When he was developing the Aeropress, Alan Adler was a frequent poster on the coffeegeek forums. There he shared the results of his experiments measuring coffee using a simple brix refractometer.

And, unfortunately for everyone in my immediate family—I own one of those, too!

🧪 An experiment: finding the ideal grind for the Hario v60

Over Christmas, I got a Hario v60 pour-over brewer. And I used science to zero-in on what I think is the perfect grind size.

Materials

Methods and Results

I tried to brew two cups of coffee the exact. same. way.
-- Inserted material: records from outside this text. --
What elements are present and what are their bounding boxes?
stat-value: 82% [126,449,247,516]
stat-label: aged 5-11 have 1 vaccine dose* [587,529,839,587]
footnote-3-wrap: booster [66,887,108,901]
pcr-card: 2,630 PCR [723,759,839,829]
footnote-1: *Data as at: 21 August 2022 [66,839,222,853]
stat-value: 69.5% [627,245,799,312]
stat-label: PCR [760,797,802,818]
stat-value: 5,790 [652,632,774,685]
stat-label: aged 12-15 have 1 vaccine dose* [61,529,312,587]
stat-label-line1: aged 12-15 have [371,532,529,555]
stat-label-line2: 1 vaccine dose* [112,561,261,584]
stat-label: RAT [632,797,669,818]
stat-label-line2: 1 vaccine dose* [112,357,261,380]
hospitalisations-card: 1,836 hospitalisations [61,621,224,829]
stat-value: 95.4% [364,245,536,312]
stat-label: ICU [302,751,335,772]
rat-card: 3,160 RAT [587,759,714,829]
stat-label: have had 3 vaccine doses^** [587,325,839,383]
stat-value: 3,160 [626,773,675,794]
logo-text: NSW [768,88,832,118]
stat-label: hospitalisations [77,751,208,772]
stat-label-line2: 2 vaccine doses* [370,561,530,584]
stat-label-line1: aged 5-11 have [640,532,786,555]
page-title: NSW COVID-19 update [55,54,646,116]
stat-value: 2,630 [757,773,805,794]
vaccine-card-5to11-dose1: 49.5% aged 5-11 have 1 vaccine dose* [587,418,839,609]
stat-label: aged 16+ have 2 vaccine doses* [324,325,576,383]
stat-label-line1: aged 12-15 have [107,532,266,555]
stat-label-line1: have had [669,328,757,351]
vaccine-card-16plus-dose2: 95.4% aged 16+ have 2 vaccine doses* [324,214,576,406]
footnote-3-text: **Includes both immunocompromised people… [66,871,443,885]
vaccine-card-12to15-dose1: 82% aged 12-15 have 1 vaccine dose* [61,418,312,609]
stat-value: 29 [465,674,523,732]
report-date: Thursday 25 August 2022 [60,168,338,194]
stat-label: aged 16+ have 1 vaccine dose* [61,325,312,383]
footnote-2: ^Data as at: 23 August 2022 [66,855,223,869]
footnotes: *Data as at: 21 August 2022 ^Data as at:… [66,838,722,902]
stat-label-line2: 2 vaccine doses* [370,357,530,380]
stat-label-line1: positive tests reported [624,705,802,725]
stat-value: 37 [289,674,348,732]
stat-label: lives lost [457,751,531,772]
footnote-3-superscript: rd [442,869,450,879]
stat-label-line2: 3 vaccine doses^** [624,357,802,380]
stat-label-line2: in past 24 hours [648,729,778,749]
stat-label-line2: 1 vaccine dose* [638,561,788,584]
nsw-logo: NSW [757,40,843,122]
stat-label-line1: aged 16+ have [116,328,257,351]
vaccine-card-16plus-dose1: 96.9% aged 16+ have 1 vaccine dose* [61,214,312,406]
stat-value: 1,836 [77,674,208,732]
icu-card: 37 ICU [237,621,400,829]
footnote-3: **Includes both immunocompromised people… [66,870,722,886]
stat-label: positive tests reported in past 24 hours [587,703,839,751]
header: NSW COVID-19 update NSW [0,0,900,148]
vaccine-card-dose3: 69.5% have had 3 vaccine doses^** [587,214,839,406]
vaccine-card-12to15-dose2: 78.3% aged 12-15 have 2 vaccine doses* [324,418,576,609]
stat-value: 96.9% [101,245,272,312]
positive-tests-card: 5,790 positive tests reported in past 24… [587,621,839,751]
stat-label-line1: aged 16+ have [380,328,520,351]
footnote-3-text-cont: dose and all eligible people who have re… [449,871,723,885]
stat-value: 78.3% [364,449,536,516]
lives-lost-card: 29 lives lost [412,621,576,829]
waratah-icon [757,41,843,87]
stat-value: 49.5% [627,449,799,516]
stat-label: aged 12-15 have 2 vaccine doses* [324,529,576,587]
Except for one variable: the grind.

Variable Course grind Fine grind
Grinder dial setting 22 17
Water temperature 95°C 95°C
Water amount 320g 320g
Coffee used 20g 20g
Coffee brewed 277g 271g
TDS% 1.4% 1.7%
Extract% 20% 23%
“17” setting might be too fine—it’s off the chart

This measured difference is obvious, but can I taste a difference?

Taste and preference

A widely used protocol for figuring out if you can discern a difference between two products is the triangle test.

In a triangle test, you present three cups of coffee: two are identical, one is different. The goal is to pick out the odd cup consistently (better than random change; i.e., 1/3).

So, I took my two coffees and split them into 3 cups:

  • 3 cups: A, B, and C
  • Cups A & C – fine grind (“17”)
  • Cup B – course grind (“22”)

And, then I mixed up the cups and tried to pick the odd one out:

Result Trial Different cup Cup I picked
1 B B
2 B B
3 B A
4 B A
5 B B

As dramatic as the chart above looks, picking the “different” cup was tricky. I encourage you to try it—it was a fun experiment.

In the end, I preferred the course grind—it seemed sweeter and fuller vs. the fine grind. The fine grind coffee was astringent: sharp and tannic.

🍕 Coffee cognition theory

The theory of pizza cognition tells us that an individual’s first and primary source of pizza … will become the pizza against which all others are judged.

– Sam Sifton, The New York Times

I prefer strong coffee.

But I also prefer a light roast, single-origin coffee.

Much of the science of coffee is about extraction. But the art of coffee is hundreds of other choices: light roast, dark roast, Ethiopian, Sumatran, dry process, honey process, “briping,” and any other outre preference folks would find criminal to omit.

So far there have been three waves of coffee in the United States:

  • First wave – Instant coffee. Diner coffee. Folgers.
  • Second wave – Dark roast. Peet’s/Starbucks.
  • Third wave – light roast, single origin: Blue bottle/Stumptown.

What I consider “good coffee” is a product of when I started drinking coffee—smack in the middle of the third wave.

But there’s no perfect coffee, no matter what Gail Boetticher says.